To improve access to care and respond to increasing needs, our teams supported around 30 hospitals and health centers in Bamenda, Widikum, Kumba, and Mamfe, and ran a free 24-hour ambulance service, which managed over 9,000 referrals throughout the year. The focus of our activities is emergency care, especially for victims of armed and sexual violence, children and pregnant women.
We also provided training to community health workers to conduct health promotion activities and treat simple cases of the most common diseases, such as malaria and diarrhea. Such community-based health support is key as many have fled to the bush, where they have no access to health care or other basic services.
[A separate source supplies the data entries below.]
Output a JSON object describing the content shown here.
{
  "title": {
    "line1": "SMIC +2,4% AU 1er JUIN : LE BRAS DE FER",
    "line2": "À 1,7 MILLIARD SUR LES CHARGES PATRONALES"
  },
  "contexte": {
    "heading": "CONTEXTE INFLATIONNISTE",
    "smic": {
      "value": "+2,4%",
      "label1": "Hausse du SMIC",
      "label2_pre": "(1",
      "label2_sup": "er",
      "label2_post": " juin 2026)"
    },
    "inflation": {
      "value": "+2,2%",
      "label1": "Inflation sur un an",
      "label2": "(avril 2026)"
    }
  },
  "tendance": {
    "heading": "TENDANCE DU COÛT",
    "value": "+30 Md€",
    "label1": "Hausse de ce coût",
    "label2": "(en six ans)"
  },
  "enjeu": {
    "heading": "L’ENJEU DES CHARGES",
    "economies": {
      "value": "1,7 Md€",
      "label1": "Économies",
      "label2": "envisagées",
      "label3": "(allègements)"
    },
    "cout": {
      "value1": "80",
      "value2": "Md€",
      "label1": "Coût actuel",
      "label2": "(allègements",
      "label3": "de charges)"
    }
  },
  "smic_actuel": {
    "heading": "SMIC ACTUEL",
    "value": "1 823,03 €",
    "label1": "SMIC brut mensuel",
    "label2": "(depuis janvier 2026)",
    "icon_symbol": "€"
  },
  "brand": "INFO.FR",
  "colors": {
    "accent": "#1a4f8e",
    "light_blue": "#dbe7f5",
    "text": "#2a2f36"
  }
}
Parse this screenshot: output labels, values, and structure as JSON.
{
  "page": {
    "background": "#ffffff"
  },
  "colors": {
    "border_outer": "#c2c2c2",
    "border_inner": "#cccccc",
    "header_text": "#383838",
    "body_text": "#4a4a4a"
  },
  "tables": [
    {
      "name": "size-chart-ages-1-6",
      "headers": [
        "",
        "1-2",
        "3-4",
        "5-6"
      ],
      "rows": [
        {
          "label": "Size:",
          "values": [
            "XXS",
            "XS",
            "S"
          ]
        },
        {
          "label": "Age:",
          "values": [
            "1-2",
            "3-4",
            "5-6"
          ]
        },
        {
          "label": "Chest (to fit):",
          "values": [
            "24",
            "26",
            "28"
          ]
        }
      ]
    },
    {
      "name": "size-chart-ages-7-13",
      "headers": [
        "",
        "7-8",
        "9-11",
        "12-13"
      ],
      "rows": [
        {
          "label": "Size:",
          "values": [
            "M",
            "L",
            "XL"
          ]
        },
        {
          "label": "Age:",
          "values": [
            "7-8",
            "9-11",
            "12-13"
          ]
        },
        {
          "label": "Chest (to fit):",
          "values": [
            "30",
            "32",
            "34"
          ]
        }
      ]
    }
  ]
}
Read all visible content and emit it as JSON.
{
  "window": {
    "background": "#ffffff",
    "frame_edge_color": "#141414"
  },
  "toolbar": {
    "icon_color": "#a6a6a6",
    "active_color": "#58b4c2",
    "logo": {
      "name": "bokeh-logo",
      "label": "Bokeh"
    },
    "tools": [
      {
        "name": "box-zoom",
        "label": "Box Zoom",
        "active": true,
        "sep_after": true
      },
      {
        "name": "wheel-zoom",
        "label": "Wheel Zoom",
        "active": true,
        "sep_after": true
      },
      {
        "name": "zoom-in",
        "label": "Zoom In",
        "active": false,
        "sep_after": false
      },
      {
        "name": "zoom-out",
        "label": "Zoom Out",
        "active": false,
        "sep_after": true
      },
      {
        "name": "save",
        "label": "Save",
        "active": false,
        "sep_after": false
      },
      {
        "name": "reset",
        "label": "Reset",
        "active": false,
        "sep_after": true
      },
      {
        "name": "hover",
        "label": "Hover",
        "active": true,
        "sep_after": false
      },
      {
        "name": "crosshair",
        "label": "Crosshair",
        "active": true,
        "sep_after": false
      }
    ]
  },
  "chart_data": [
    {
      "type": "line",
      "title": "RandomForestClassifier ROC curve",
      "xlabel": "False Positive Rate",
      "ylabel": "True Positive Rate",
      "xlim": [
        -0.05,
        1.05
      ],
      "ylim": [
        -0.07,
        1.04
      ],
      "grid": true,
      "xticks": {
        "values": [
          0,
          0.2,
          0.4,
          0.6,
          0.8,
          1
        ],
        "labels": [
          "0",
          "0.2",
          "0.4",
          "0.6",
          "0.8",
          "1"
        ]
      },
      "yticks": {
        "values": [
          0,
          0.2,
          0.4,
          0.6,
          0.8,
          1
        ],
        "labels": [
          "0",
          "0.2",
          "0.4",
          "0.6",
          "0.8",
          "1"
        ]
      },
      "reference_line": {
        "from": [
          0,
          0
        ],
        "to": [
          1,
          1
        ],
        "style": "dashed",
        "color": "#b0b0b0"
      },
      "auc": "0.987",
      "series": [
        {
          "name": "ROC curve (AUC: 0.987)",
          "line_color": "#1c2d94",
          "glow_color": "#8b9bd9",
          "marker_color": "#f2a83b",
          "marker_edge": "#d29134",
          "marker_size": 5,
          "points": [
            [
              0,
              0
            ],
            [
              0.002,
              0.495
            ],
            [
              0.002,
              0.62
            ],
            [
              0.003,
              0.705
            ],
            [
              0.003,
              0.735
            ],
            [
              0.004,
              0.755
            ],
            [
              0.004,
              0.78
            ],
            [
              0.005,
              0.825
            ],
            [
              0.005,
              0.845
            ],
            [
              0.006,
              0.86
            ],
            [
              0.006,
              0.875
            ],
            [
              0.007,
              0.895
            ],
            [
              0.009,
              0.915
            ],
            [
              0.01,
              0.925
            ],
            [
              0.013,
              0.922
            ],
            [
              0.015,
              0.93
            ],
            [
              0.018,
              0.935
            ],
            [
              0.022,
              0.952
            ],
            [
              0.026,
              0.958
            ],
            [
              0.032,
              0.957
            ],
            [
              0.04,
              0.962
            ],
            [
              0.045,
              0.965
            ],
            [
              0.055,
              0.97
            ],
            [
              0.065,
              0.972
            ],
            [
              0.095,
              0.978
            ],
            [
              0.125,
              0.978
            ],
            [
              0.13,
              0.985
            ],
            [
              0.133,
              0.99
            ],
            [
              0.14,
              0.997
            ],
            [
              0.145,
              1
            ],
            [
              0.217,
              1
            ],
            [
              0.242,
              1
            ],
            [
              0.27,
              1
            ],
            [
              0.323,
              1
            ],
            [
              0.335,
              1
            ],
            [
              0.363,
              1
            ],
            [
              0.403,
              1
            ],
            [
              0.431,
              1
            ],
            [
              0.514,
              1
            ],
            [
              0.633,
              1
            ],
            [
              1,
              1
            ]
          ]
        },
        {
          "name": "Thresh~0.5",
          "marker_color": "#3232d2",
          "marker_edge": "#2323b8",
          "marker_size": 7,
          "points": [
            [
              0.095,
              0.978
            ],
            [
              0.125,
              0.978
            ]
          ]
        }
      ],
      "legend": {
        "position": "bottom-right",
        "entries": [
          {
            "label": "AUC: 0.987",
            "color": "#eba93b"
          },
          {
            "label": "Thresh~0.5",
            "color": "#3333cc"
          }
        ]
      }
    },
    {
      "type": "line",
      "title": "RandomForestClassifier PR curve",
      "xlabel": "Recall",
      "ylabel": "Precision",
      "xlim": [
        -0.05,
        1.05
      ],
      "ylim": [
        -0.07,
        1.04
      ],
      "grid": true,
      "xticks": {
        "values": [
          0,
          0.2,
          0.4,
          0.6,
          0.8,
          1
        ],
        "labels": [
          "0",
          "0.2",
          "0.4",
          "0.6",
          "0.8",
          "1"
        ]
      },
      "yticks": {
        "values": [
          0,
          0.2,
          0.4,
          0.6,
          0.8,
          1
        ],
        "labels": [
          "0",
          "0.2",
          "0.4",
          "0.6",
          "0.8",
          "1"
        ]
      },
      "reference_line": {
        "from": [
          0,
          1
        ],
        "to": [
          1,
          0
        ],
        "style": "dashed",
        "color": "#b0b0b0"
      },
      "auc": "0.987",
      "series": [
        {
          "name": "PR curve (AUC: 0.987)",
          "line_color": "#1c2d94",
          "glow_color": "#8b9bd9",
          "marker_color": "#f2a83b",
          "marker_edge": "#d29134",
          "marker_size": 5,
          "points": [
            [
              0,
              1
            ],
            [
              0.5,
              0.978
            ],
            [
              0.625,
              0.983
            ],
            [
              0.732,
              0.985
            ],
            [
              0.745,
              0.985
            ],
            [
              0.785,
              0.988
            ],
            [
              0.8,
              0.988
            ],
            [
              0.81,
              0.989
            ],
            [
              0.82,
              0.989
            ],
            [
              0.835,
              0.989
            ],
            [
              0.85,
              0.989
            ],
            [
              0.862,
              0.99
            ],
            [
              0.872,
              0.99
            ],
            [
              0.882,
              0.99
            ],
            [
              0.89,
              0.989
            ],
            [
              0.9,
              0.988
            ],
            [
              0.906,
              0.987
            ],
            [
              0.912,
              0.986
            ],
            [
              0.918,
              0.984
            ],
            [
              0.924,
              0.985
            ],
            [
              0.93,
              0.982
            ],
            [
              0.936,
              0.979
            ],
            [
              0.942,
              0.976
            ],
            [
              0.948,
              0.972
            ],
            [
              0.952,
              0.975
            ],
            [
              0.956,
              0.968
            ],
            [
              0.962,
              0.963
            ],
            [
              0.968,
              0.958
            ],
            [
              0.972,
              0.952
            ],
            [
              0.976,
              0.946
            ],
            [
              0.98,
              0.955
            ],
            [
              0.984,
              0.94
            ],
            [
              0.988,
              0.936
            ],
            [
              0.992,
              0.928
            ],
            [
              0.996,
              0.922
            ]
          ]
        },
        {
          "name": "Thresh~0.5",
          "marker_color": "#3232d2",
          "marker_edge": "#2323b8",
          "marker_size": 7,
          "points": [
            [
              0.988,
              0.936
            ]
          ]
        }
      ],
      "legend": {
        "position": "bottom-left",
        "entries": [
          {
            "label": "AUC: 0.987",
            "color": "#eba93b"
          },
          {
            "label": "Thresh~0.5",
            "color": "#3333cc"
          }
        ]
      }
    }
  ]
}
Please donate to support our work in Cameroon and other countries around the world now.
During the year, we provided close to 150,000 consultations through our community health workers, the majority being linked to malaria cases.
Refugees and displaced people in Far North region
People in Cameroon’s Far North continue to suffer daily violence from the conflict, while also facing extreme poverty in a region subject to an unpredictable climate.
We have teams working in hospitals in Mora and Maroua, where they offer medical support, including nutritional care, mental health services, health promotion, and emergency surgery in the event of mass casualties.
Closer to the Nigerian border, our teams assist health centers with basic health care and hospital referrals. In 2019, we also trained over 40 community health workers in Kolofata and Limani to diagnose and treat simple cases of the most common childhood diseases and identify complicated cases to be referred to health centers or hospitals.
Early in the year, we provided emergency assistance in Goura to around 35,000 Nigerians who had fled across the border from Rann, following a violent attack by the opposition armed group.
During the year, our teams conducted around 75,000 consultations, 5,000 mental health consultations and 5,700 reproductive health consultations in our projects in the Far North regions. In addition, we treated more than 23,000 children for diseases such as malaria, diarrhea and malnutrition (in our facilities or within the communities), and performed 4,000 surgical interventions.
Response to disease outbreaks
We continued to respond to an ongoing cholera outbreak in the North and Far North regions and also launched activities to tackle a new one on Bakassi peninsula, in the Southwest region. Our teams treated 260 patients for cholera and vaccinated more than 35,500 people against the disease. We also conducted epidemiological surveillance and health promotion.
In addition, we supported the response to a measles outbreak in Maroua, where we treated more than 1,300 patients in outpatient consultations and nearly 400 severe cases were admitted to the treatment center at Dougoi.